Zeiterfassung und Überstundenvergütung

Auch nach der Entscheidung des BAG vom 04.05.2022 (5 AZR – 359/21) hatte der Arbeitnehmer in den sogenannten Überstundenvergütungsprozessen die Darlegungs- und Beweislast. Er hatte dementsprechend vorzutragen und auch zu beweisen, dass er Arbeit in einem die geschuldete Arbeitszeit übersteigenden Maß erbrachte oder sich auf Weisung des Arbeitgebers hierzu bereitgehalten hat. Im zweiten Schritt musste der Arbeitnehmer im Rahmen einer Klage auf Vergütung von Überstunden vortragen, dass sein Arbeitgeber die geleisteten Überstunden ausdrücklich oder konkludent angeordnet, geduldet oder nachträglich gebilligt hat.

Der BAG meinte damals, dass sich aus dem Grundsatzurteil des EuGH (Urteil vom 14.05.2019 – Az. C-55/18, CCOO) zur Arbeitszeitrichtlinie keine Umkehr der bisher herausgebildeten Verteilung der Darlegungs- und Beweislast ergibt. Diese Entscheidung sorgt für Aufatmen bei den Arbeitgebern. Allerdings könnte dieses Aufatmen nur kurzfristig anhalten.

Mit Entscheidung vom 13. September (Az. 1 ABR 22/21) meint das BAG nunmehr, dass Arbeitgeber verpflichtet sind, ein System einzuführen, mit dem die Arbeitszeit der Arbeitnehmer erfasst werden kann. Das BAG legt § 3 Abs. 2 S. 1 ArbSchG unionsrechtskonform aus und erkennt eine bereits jetzt bestehende Verpflichtung des Arbeitgebers die gesamte Arbeitszeit seiner Arbeitnehmer zu erfassen.

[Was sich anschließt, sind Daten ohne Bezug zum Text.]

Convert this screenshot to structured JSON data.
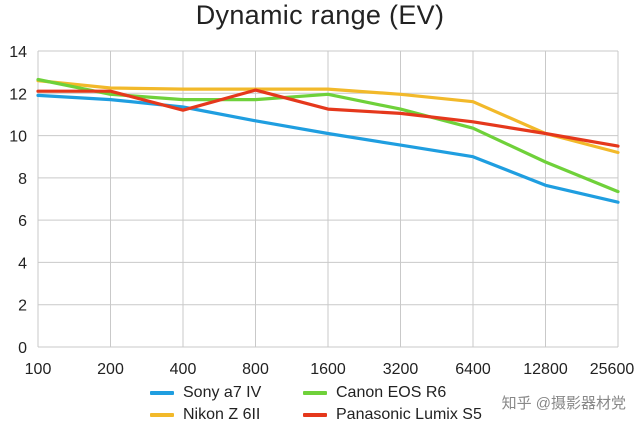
{
  "chart_data": {
    "type": "line",
    "title": "Dynamic range (EV)",
    "xlabel": "",
    "ylabel": "",
    "categories": [
      "100",
      "200",
      "400",
      "800",
      "1600",
      "3200",
      "6400",
      "12800",
      "25600"
    ],
    "ylim": [
      0,
      14
    ],
    "yticks": [
      0,
      2,
      4,
      6,
      8,
      10,
      12,
      14
    ],
    "grid": true,
    "legend_position": "bottom",
    "series": [
      {
        "name": "Sony a7 IV",
        "color": "#1f9ee0",
        "values": [
          11.9,
          11.7,
          11.35,
          10.7,
          10.1,
          9.55,
          9.0,
          7.65,
          6.85
        ]
      },
      {
        "name": "Nikon Z 6II",
        "color": "#f2b92a",
        "values": [
          12.6,
          12.25,
          12.2,
          12.2,
          12.2,
          11.95,
          11.6,
          10.1,
          9.2
        ]
      },
      {
        "name": "Canon EOS R6",
        "color": "#6fd13a",
        "values": [
          12.65,
          11.95,
          11.7,
          11.7,
          11.95,
          11.25,
          10.35,
          8.75,
          7.35
        ]
      },
      {
        "name": "Panasonic Lumix S5",
        "color": "#e5381c",
        "values": [
          12.1,
          12.1,
          11.2,
          12.15,
          11.25,
          11.05,
          10.65,
          10.1,
          9.5
        ]
      }
    ]
  },
  "watermark": "知乎 @摄影器材党"
}
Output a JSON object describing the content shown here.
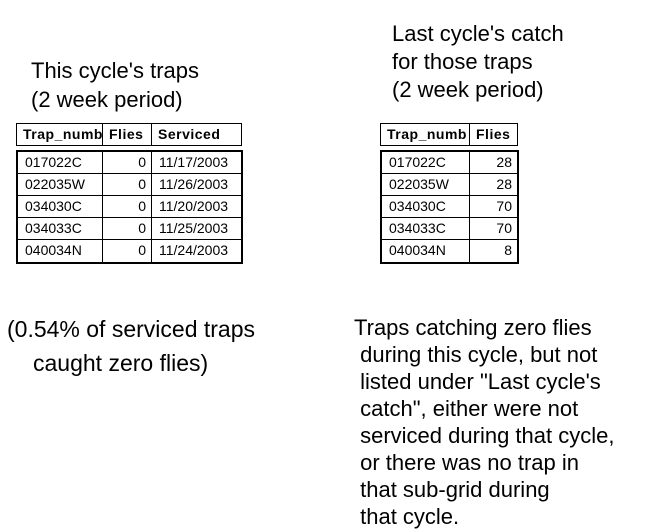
{
  "page": {
    "background": "#ffffff",
    "text_color": "#000000",
    "border_color": "#000000"
  },
  "left_section": {
    "title_line1": "This cycle's traps",
    "title_line2": "(2 week period)",
    "table": {
      "columns": [
        "Trap_numb",
        "Flies",
        "Serviced"
      ],
      "rows": [
        {
          "trap_number": "017022C",
          "flies": "0",
          "serviced": "11/17/2003"
        },
        {
          "trap_number": "022035W",
          "flies": "0",
          "serviced": "11/26/2003"
        },
        {
          "trap_number": "034030C",
          "flies": "0",
          "serviced": "11/20/2003"
        },
        {
          "trap_number": "034033C",
          "flies": "0",
          "serviced": "11/25/2003"
        },
        {
          "trap_number": "040034N",
          "flies": "0",
          "serviced": "11/24/2003"
        }
      ]
    },
    "note_line1": "(0.54% of serviced traps",
    "note_line2": "caught zero flies)"
  },
  "right_section": {
    "title_line1": "Last cycle's catch",
    "title_line2": "for those traps",
    "title_line3": "(2 week period)",
    "table": {
      "columns": [
        "Trap_numb",
        "Flies"
      ],
      "rows": [
        {
          "trap_number": "017022C",
          "flies": "28"
        },
        {
          "trap_number": "022035W",
          "flies": "28"
        },
        {
          "trap_number": "034030C",
          "flies": "70"
        },
        {
          "trap_number": "034033C",
          "flies": "70"
        },
        {
          "trap_number": "040034N",
          "flies": "8"
        }
      ]
    },
    "note": "Traps catching zero flies\n during this cycle, but not\n listed under \"Last cycle's\n catch\", either were not\n serviced during that cycle,\n or there was no trap in\n that sub-grid during\n that cycle."
  }
}
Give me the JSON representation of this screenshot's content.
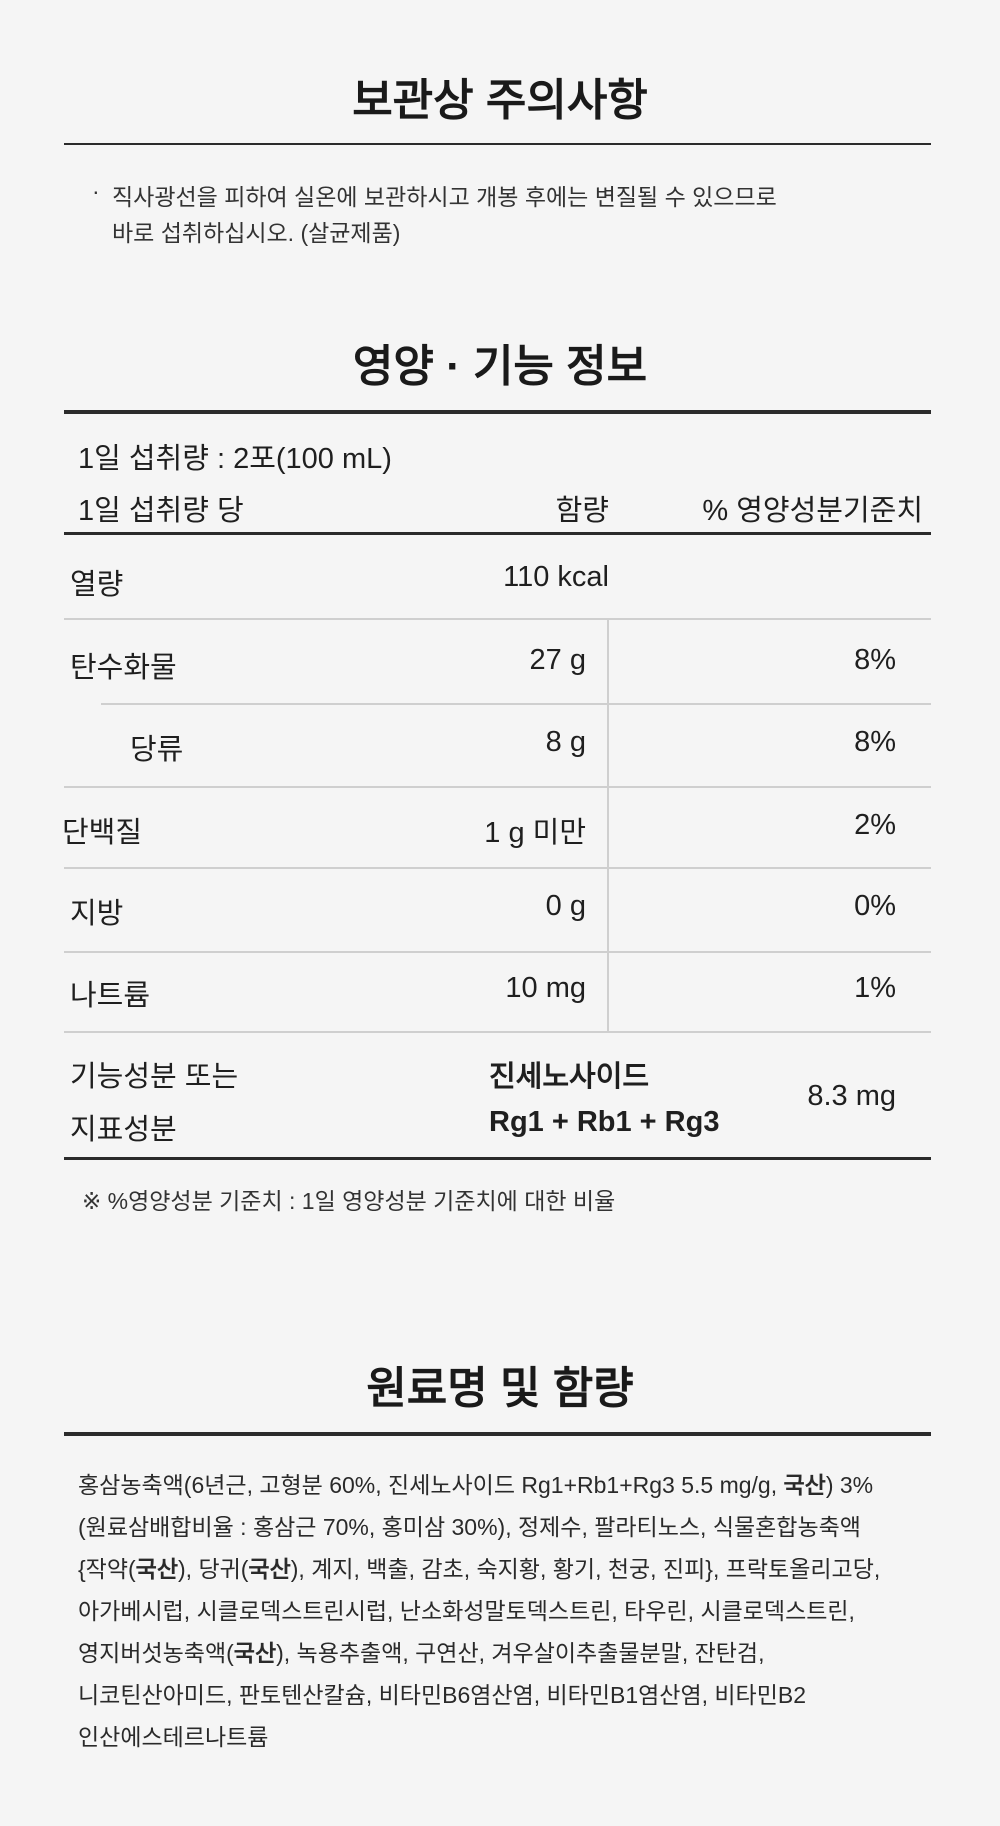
{
  "storage": {
    "title": "보관상 주의사항",
    "bullet": "·",
    "lines": [
      "직사광선을 피하여 실온에 보관하시고 개봉 후에는 변질될 수 있으므로",
      "바로 섭취하십시오. (살균제품)"
    ]
  },
  "nutrition": {
    "title": "영양 · 기능 정보",
    "serving": "1일 섭취량 : 2포(100 mL)",
    "header": {
      "label": "1일 섭취량 당",
      "amount": "함량",
      "percent": "% 영양성분기준치"
    },
    "rows": [
      {
        "name": "열량",
        "amount": "110 kcal",
        "percent": ""
      },
      {
        "name": "탄수화물",
        "amount": "27 g",
        "percent": "8%"
      },
      {
        "name": "당류",
        "amount": "8 g",
        "percent": "8%"
      },
      {
        "name": "단백질",
        "amount": "1 g 미만",
        "percent": "2%"
      },
      {
        "name": "지방",
        "amount": "0 g",
        "percent": "0%"
      },
      {
        "name": "나트륨",
        "amount": "10 mg",
        "percent": "1%"
      }
    ],
    "functional": {
      "label1": "기능성분 또는",
      "label2": "지표성분",
      "comp1": "진세노사이드",
      "comp2": "Rg1 + Rb1 + Rg3",
      "amount": "8.3 mg"
    },
    "footnote": "※ %영양성분 기준치 : 1일 영양성분 기준치에 대한 비율"
  },
  "ingredients": {
    "title": "원료명 및 함량",
    "lines": [
      [
        "홍삼농축액(6년근, 고형분 60%, 진세노사이드 Rg1+Rb1+Rg3 5.5 mg/g, ",
        "국산",
        ") 3%"
      ],
      [
        "(원료삼배합비율 : 홍삼근 70%, 홍미삼 30%), 정제수, 팔라티노스, 식물혼합농축액"
      ],
      [
        "{작약(",
        "국산",
        "), 당귀(",
        "국산",
        "), 계지, 백출, 감초, 숙지황, 황기, 천궁, 진피}, 프락토올리고당,"
      ],
      [
        "아가베시럽, 시클로덱스트린시럽, 난소화성말토덱스트린, 타우린, 시클로덱스트린,"
      ],
      [
        "영지버섯농축액(",
        "국산",
        "), 녹용추출액, 구연산, 겨우살이추출물분말, 잔탄검,"
      ],
      [
        "니코틴산아미드, 판토텐산칼슘, 비타민B6염산염, 비타민B1염산염, 비타민B2"
      ],
      [
        "인산에스테르나트륨"
      ]
    ]
  }
}
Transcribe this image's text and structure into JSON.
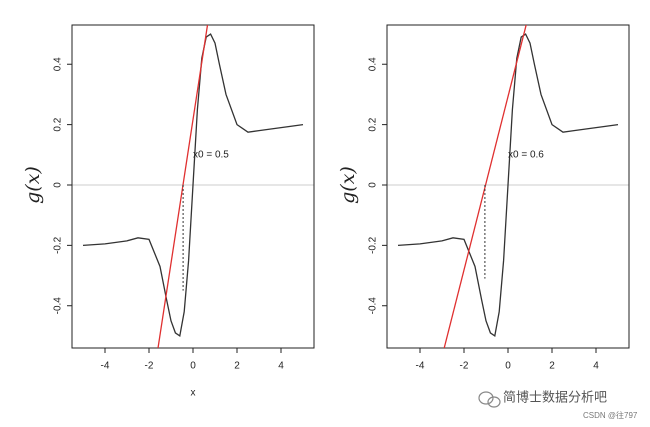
{
  "chart_data": [
    {
      "type": "line",
      "xlabel": "x",
      "ylabel": "g(x)",
      "annotation": "x0 = 0.5",
      "xlim": [
        -5.5,
        5.5
      ],
      "ylim": [
        -0.54,
        0.53
      ],
      "xticks": [
        -4,
        -2,
        0,
        2,
        4
      ],
      "yticks": [
        -0.4,
        -0.2,
        0.0,
        0.2,
        0.4
      ],
      "hline": {
        "value": 0,
        "color": "#cccccc"
      },
      "series": [
        {
          "color": "#333333",
          "x": [
            -5,
            -4,
            -3,
            -2.5,
            -2,
            -1.5,
            -1.2,
            -1,
            -0.8,
            -0.6,
            -0.4,
            -0.2,
            0,
            0.2,
            0.4,
            0.6,
            0.8,
            1,
            1.2,
            1.5,
            2,
            2.5,
            3,
            4,
            5
          ],
          "values": [
            -0.2,
            -0.195,
            -0.185,
            -0.175,
            -0.18,
            -0.27,
            -0.38,
            -0.45,
            -0.49,
            -0.5,
            -0.42,
            -0.25,
            0,
            0.25,
            0.42,
            0.49,
            0.5,
            0.47,
            0.4,
            0.3,
            0.2,
            0.175,
            0.18,
            0.19,
            0.2
          ]
        },
        {
          "color": "#e03030",
          "x": [
            -1.59,
            0.68
          ],
          "values": [
            -0.54,
            0.54
          ]
        },
        {
          "color": "#333333",
          "dash": true,
          "x": [
            -0.45,
            -0.45
          ],
          "values": [
            0,
            -0.35
          ]
        }
      ]
    },
    {
      "type": "line",
      "ylabel": "g(x)",
      "annotation": "x0 = 0.6",
      "xlim": [
        -5.5,
        5.5
      ],
      "ylim": [
        -0.54,
        0.53
      ],
      "xticks": [
        -4,
        -2,
        0,
        2,
        4
      ],
      "yticks": [
        -0.4,
        -0.2,
        0.0,
        0.2,
        0.4
      ],
      "hline": {
        "value": 0,
        "color": "#cccccc"
      },
      "series": [
        {
          "color": "#333333",
          "x": [
            -5,
            -4,
            -3,
            -2.5,
            -2,
            -1.5,
            -1.2,
            -1,
            -0.8,
            -0.6,
            -0.4,
            -0.2,
            0,
            0.2,
            0.4,
            0.6,
            0.8,
            1,
            1.2,
            1.5,
            2,
            2.5,
            3,
            4,
            5
          ],
          "values": [
            -0.2,
            -0.195,
            -0.185,
            -0.175,
            -0.18,
            -0.27,
            -0.38,
            -0.45,
            -0.49,
            -0.5,
            -0.42,
            -0.25,
            0,
            0.25,
            0.42,
            0.49,
            0.5,
            0.47,
            0.4,
            0.3,
            0.2,
            0.175,
            0.18,
            0.19,
            0.2
          ]
        },
        {
          "color": "#e03030",
          "x": [
            -2.9,
            0.86
          ],
          "values": [
            -0.54,
            0.54
          ]
        },
        {
          "color": "#333333",
          "dash": true,
          "x": [
            -1.05,
            -1.05
          ],
          "values": [
            0,
            -0.31
          ]
        }
      ]
    }
  ],
  "watermark": {
    "brand": "简博士数据分析吧",
    "credit": "CSDN @往797"
  }
}
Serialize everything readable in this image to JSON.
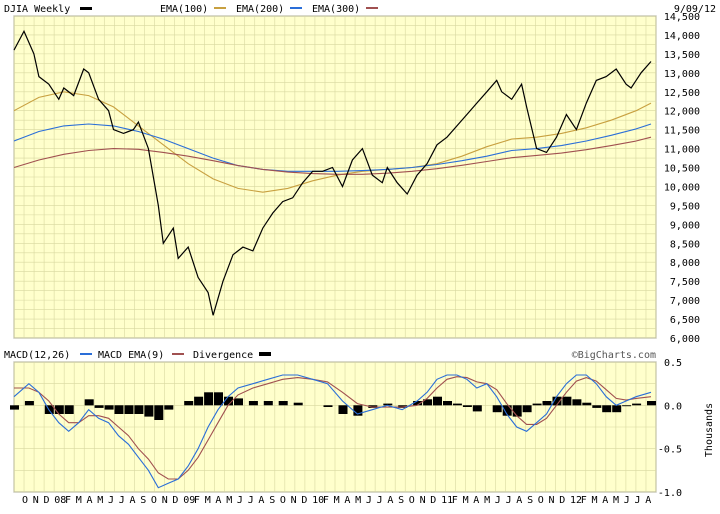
{
  "chart_data": [
    {
      "type": "line",
      "title": "DJIA Weekly",
      "date_label": "9/09/12",
      "legend": [
        "DJIA Weekly",
        "EMA(100)",
        "EMA(200)",
        "EMA(300)"
      ],
      "y_ticks": [
        "14,500",
        "14,000",
        "13,500",
        "13,000",
        "12,500",
        "12,000",
        "11,500",
        "11,000",
        "10,500",
        "10,000",
        "9,500",
        "9,000",
        "8,500",
        "8,000",
        "7,500",
        "7,000",
        "6,500",
        "6,000"
      ],
      "ylim": [
        6000,
        14500
      ],
      "grid": true,
      "colors": {
        "price": "#000000",
        "ema100": "#c8a040",
        "ema200": "#2a6ed8",
        "ema300": "#a05050",
        "background": "#ffffcc",
        "grid": "#d8d8a0"
      },
      "series": [
        {
          "name": "DJIA Weekly",
          "x": [
            0,
            4,
            8,
            10,
            14,
            18,
            20,
            24,
            28,
            30,
            34,
            38,
            40,
            44,
            48,
            50,
            54,
            58,
            60,
            64,
            66,
            70,
            74,
            78,
            80,
            84,
            88,
            92,
            96,
            100,
            104,
            108,
            112,
            116,
            120,
            124,
            128,
            132,
            136,
            140,
            144,
            148,
            150,
            154,
            158,
            162,
            166,
            170,
            174,
            178,
            182,
            186,
            190,
            194,
            196,
            200,
            204,
            206,
            210,
            214,
            218,
            222,
            226,
            230,
            234,
            238,
            242,
            246,
            248,
            252,
            256
          ],
          "values": [
            13600,
            14100,
            13500,
            12900,
            12700,
            12300,
            12600,
            12400,
            13100,
            13000,
            12300,
            12000,
            11500,
            11400,
            11500,
            11700,
            11000,
            9500,
            8500,
            8900,
            8100,
            8400,
            7600,
            7200,
            6600,
            7500,
            8200,
            8400,
            8300,
            8900,
            9300,
            9600,
            9700,
            10100,
            10400,
            10400,
            10500,
            10000,
            10700,
            11000,
            10300,
            10100,
            10500,
            10100,
            9800,
            10300,
            10600,
            11100,
            11300,
            11600,
            11900,
            12200,
            12500,
            12800,
            12500,
            12300,
            12700,
            12100,
            11000,
            10900,
            11300,
            11900,
            11500,
            12200,
            12800,
            12900,
            13100,
            12700,
            12600,
            13000,
            13300
          ]
        },
        {
          "name": "EMA(100)",
          "x": [
            0,
            10,
            20,
            30,
            40,
            50,
            60,
            70,
            80,
            90,
            100,
            110,
            120,
            130,
            140,
            150,
            160,
            170,
            180,
            190,
            200,
            210,
            220,
            230,
            240,
            250,
            256
          ],
          "values": [
            12000,
            12350,
            12500,
            12400,
            12100,
            11600,
            11100,
            10600,
            10200,
            9950,
            9850,
            9950,
            10150,
            10300,
            10400,
            10450,
            10500,
            10600,
            10800,
            11050,
            11250,
            11300,
            11400,
            11550,
            11750,
            12000,
            12200
          ]
        },
        {
          "name": "EMA(200)",
          "x": [
            0,
            10,
            20,
            30,
            40,
            50,
            60,
            70,
            80,
            90,
            100,
            110,
            120,
            130,
            140,
            150,
            160,
            170,
            180,
            190,
            200,
            210,
            220,
            230,
            240,
            250,
            256
          ],
          "values": [
            11200,
            11450,
            11600,
            11650,
            11600,
            11450,
            11250,
            11000,
            10750,
            10550,
            10450,
            10400,
            10400,
            10400,
            10420,
            10450,
            10500,
            10580,
            10680,
            10800,
            10950,
            11000,
            11080,
            11200,
            11350,
            11520,
            11650
          ]
        },
        {
          "name": "EMA(300)",
          "x": [
            0,
            10,
            20,
            30,
            40,
            50,
            60,
            70,
            80,
            90,
            100,
            110,
            120,
            130,
            140,
            150,
            160,
            170,
            180,
            190,
            200,
            210,
            220,
            230,
            240,
            250,
            256
          ],
          "values": [
            10500,
            10700,
            10850,
            10950,
            11000,
            10980,
            10900,
            10800,
            10680,
            10550,
            10450,
            10380,
            10340,
            10320,
            10320,
            10350,
            10400,
            10470,
            10560,
            10660,
            10760,
            10820,
            10880,
            10970,
            11080,
            11200,
            11300
          ]
        }
      ]
    },
    {
      "type": "line",
      "legend": [
        "MACD(12,26)",
        "MACD EMA(9)",
        "Divergence"
      ],
      "credit": "©BigCharts.com",
      "ylabel": "Thousands",
      "y_ticks": [
        "0.5",
        "0.0",
        "-0.5",
        "-1.0"
      ],
      "ylim": [
        -1.0,
        0.5
      ],
      "x_ticks": [
        "O",
        "N",
        "D",
        "08",
        "F",
        "M",
        "A",
        "M",
        "J",
        "J",
        "A",
        "S",
        "O",
        "N",
        "D",
        "09",
        "F",
        "M",
        "A",
        "M",
        "J",
        "J",
        "A",
        "S",
        "O",
        "N",
        "D",
        "10",
        "F",
        "M",
        "A",
        "M",
        "J",
        "J",
        "A",
        "S",
        "O",
        "N",
        "D",
        "11",
        "F",
        "M",
        "A",
        "M",
        "J",
        "J",
        "A",
        "S",
        "O",
        "N",
        "D",
        "12",
        "F",
        "M",
        "A",
        "M",
        "J",
        "J",
        "A"
      ],
      "colors": {
        "macd": "#2a6ed8",
        "signal": "#a05050",
        "divergence": "#000000"
      },
      "series": [
        {
          "name": "MACD(12,26)",
          "x": [
            0,
            6,
            10,
            14,
            18,
            22,
            26,
            30,
            34,
            38,
            42,
            46,
            50,
            54,
            58,
            62,
            66,
            70,
            74,
            78,
            82,
            86,
            90,
            96,
            102,
            108,
            114,
            120,
            126,
            132,
            138,
            144,
            150,
            156,
            162,
            166,
            170,
            174,
            178,
            182,
            186,
            190,
            194,
            198,
            202,
            206,
            210,
            214,
            218,
            222,
            226,
            230,
            234,
            238,
            242,
            246,
            250,
            256
          ],
          "values": [
            0.1,
            0.25,
            0.15,
            -0.05,
            -0.2,
            -0.3,
            -0.2,
            -0.05,
            -0.15,
            -0.2,
            -0.35,
            -0.45,
            -0.6,
            -0.75,
            -0.95,
            -0.9,
            -0.85,
            -0.7,
            -0.5,
            -0.25,
            -0.05,
            0.1,
            0.2,
            0.25,
            0.3,
            0.35,
            0.35,
            0.3,
            0.25,
            0.05,
            -0.1,
            -0.05,
            0.0,
            -0.05,
            0.05,
            0.15,
            0.3,
            0.35,
            0.35,
            0.3,
            0.2,
            0.25,
            0.1,
            -0.1,
            -0.25,
            -0.3,
            -0.2,
            -0.1,
            0.1,
            0.25,
            0.35,
            0.35,
            0.25,
            0.1,
            0.0,
            0.05,
            0.1,
            0.15
          ]
        },
        {
          "name": "MACD EMA(9)",
          "x": [
            0,
            6,
            10,
            14,
            18,
            22,
            26,
            30,
            34,
            38,
            42,
            46,
            50,
            54,
            58,
            62,
            66,
            70,
            74,
            78,
            82,
            86,
            90,
            96,
            102,
            108,
            114,
            120,
            126,
            132,
            138,
            144,
            150,
            156,
            162,
            166,
            170,
            174,
            178,
            182,
            186,
            190,
            194,
            198,
            202,
            206,
            210,
            214,
            218,
            222,
            226,
            230,
            234,
            238,
            242,
            246,
            250,
            256
          ],
          "values": [
            0.2,
            0.2,
            0.15,
            0.05,
            -0.1,
            -0.2,
            -0.2,
            -0.12,
            -0.12,
            -0.15,
            -0.25,
            -0.35,
            -0.5,
            -0.62,
            -0.78,
            -0.85,
            -0.85,
            -0.75,
            -0.6,
            -0.4,
            -0.2,
            0.0,
            0.12,
            0.2,
            0.25,
            0.3,
            0.32,
            0.3,
            0.27,
            0.15,
            0.02,
            -0.02,
            -0.02,
            -0.02,
            0.0,
            0.08,
            0.2,
            0.3,
            0.33,
            0.32,
            0.27,
            0.25,
            0.18,
            0.02,
            -0.12,
            -0.22,
            -0.22,
            -0.15,
            0.0,
            0.15,
            0.28,
            0.32,
            0.28,
            0.18,
            0.08,
            0.06,
            0.08,
            0.1
          ]
        },
        {
          "name": "Divergence",
          "x": [
            0,
            6,
            10,
            14,
            18,
            22,
            26,
            30,
            34,
            38,
            42,
            46,
            50,
            54,
            58,
            62,
            66,
            70,
            74,
            78,
            82,
            86,
            90,
            96,
            102,
            108,
            114,
            120,
            126,
            132,
            138,
            144,
            150,
            156,
            162,
            166,
            170,
            174,
            178,
            182,
            186,
            190,
            194,
            198,
            202,
            206,
            210,
            214,
            218,
            222,
            226,
            230,
            234,
            238,
            242,
            246,
            250,
            256
          ],
          "values": [
            -0.05,
            0.05,
            0.0,
            -0.1,
            -0.1,
            -0.1,
            0.0,
            0.07,
            -0.03,
            -0.05,
            -0.1,
            -0.1,
            -0.1,
            -0.13,
            -0.17,
            -0.05,
            0.0,
            0.05,
            0.1,
            0.15,
            0.15,
            0.1,
            0.08,
            0.05,
            0.05,
            0.05,
            0.03,
            0.0,
            -0.02,
            -0.1,
            -0.12,
            -0.03,
            0.02,
            -0.03,
            0.05,
            0.07,
            0.1,
            0.05,
            0.02,
            -0.02,
            -0.07,
            0.0,
            -0.08,
            -0.12,
            -0.13,
            -0.08,
            0.02,
            0.05,
            0.1,
            0.1,
            0.07,
            0.03,
            -0.03,
            -0.08,
            -0.08,
            -0.01,
            0.02,
            0.05
          ]
        }
      ]
    }
  ]
}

Dies kann durchaus in zukünftigen Überstundenvergütungsprozessen eine Rolle spielen. Bereits in seiner Entscheidung aus dem Mai 2022 meinte das BAG, dass tatsächlich bestehende Zeiterfassungssysteme die Darlegung der Überstunden für Arbeitnehmer erleichtern können. Besteht nunmehr eine Verpflichtung, die Arbeitszeit zu erfassen, sollte zumindest zukünftig der bisherige Streit um den Umfang der Überstunden der Vergangenheit angehören. Es bleibt abzuwarten, wie die ersten Arbeitsgerichte entscheiden.
Die Darlegungslast zu Anordnung, Duldung bzw. Billigung der geleisteten Überstunden wird von der nunmehrigen Entscheidung des BAG nicht berührt.